London, 20 February 2025: A lack of clarity about how pensions work, rather than a lack of willingness to save, is one of the biggest barriers preventing self-employed people from building retirement savings, according to new research from PensionBee, a leading online retirement savings provider.
Nearly three-quarters (74%) of respondents were unaware that self-employed pension contributions receive tax relief, pointing to a fundamental knowledge gap that may be suppressing engagement at the very first hurdle. Without understanding this important incentive, pensions struggle to compete with more familiar and accessible saving products.
The findings suggest that uncertainty, rather than disengagement, is driving inaction. The single most common response, more than a third (34%) said they did not know when they would feel comfortable starting pension contributions, indicating decision paralysis rather than outright resistance. While 31% said monthly contributions would be their preferred approach, irregular income was cited as the biggest barrier (38%), highlighting a disconnect between how pensions are structured and how self-employed earnings actually fluctuate.
While two-fifths (39%) of respondents said they would not reduce any existing savings to make room for a pension, a clear majority (61%) would be willing to reduce or stop at least one existing saving habit in order to begin pension saving, signalling meaningful openness to engagement if the right trade-offs are made clearer.
Flexibility remains a critical unmet need. While 38% said they needed a savings approach that could cope with irregular income, only 8% said quarterly contributions would suit them, suggesting current contribution models do not reflect the realities of self-employment. Nearly one-third (31%) said they wanted clearer, personalised guidance on what they can realistically afford to contribute, reinforcing that income volatility makes it harder to judge sustainable saving levels.
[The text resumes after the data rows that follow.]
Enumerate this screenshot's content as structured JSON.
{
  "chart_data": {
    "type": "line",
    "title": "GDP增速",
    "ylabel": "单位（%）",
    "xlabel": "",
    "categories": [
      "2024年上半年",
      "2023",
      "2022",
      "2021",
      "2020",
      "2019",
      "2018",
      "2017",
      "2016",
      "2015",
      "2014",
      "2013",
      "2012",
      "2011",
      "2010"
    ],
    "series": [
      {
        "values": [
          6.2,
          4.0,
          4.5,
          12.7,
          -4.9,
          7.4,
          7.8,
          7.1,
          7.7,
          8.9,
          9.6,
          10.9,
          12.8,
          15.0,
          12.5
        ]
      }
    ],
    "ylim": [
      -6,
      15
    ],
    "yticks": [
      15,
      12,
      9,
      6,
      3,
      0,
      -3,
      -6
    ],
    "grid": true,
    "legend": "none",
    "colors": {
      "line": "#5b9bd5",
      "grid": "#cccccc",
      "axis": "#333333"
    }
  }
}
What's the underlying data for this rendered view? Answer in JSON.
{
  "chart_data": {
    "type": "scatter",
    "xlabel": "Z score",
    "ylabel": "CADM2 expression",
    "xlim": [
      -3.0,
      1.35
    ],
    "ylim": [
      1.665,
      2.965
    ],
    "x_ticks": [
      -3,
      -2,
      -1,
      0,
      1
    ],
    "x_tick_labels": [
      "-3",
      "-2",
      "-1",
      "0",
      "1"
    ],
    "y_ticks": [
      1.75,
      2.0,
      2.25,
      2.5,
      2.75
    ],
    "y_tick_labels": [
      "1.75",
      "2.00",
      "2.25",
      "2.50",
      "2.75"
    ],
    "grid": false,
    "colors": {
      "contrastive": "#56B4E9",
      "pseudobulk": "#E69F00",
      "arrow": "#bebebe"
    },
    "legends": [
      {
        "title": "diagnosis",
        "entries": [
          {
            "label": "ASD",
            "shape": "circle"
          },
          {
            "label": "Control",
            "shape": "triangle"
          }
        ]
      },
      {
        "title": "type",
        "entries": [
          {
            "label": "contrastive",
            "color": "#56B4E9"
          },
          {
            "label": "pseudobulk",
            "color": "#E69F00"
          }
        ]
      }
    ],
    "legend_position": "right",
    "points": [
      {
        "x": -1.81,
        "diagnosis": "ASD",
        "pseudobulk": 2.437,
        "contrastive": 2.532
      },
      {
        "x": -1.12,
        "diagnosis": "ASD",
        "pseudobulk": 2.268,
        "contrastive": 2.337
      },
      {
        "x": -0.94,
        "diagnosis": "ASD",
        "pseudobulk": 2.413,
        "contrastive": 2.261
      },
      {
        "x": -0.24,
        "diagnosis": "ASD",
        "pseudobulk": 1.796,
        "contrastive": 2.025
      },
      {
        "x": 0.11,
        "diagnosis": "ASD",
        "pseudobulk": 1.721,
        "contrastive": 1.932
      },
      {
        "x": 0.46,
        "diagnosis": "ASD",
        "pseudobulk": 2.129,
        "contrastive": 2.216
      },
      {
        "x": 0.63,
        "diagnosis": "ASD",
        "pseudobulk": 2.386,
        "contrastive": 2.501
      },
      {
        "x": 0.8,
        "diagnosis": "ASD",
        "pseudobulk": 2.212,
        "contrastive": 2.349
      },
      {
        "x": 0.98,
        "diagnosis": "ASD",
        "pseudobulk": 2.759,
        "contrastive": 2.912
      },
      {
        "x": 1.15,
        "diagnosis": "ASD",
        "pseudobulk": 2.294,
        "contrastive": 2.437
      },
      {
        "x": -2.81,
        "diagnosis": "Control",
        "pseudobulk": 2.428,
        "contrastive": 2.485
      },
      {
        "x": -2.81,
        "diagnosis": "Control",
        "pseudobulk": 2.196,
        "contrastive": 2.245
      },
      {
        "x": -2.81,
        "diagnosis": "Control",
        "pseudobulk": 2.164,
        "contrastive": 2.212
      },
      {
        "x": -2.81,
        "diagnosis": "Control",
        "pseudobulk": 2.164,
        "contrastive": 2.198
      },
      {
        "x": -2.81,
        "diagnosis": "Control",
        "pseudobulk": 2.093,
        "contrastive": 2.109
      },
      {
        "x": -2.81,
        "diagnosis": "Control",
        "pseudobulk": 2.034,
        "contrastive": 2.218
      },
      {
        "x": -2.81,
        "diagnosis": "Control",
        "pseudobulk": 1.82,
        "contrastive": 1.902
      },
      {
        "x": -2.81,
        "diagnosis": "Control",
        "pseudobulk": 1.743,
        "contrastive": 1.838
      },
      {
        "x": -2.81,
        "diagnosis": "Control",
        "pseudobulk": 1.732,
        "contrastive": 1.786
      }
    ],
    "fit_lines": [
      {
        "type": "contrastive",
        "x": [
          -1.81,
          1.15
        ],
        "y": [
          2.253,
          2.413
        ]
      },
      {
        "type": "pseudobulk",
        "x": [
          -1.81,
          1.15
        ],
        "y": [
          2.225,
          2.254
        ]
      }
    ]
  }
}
Taken together, the findings reinforce a wider policy challenge. Automatic enrolment has transformed pension saving for employees, but the self-employed remain largely excluded from any equivalent default system. This research suggests the issue is not a lack of interest in retirement security, but a pensions framework that assumes regular pay, predictable cashflow and a level of financial confidence that many self-employed workers simply do not have.
As the Pensions Commission and policymakers revisit the future of pensions adequacy, these research results strengthen the case for solutions that extend beyond the employed workforce, whether through new defaults, better integration with the tax system, or products explicitly designed around irregular income. Without reform, millions of self-employed workers risk remaining outside the pension system altogether, not by choice, but by design.
Lisa Picardo, Chief Business Officer UK at PensionBee commented: “Among this group of invisible workers, the issue isn’t a lack of interest, it’s a lack of visibility and understanding. The fact that nearly three quarters of self-employed workers without a pension are unaware that contributions benefit from tax relief helps explain why pensions are often overlooked altogether. Many are effectively ‘invisible’ to the pension system.”
“These findings reinforce the need for policy reform. As the government looks at improving outcomes for the self-employed, the focus must be on clearer guidance, better integration with Self Assessment, and pension solutions that genuinely accommodate irregular income. Without that, generations of invisible workers risk being left behind.”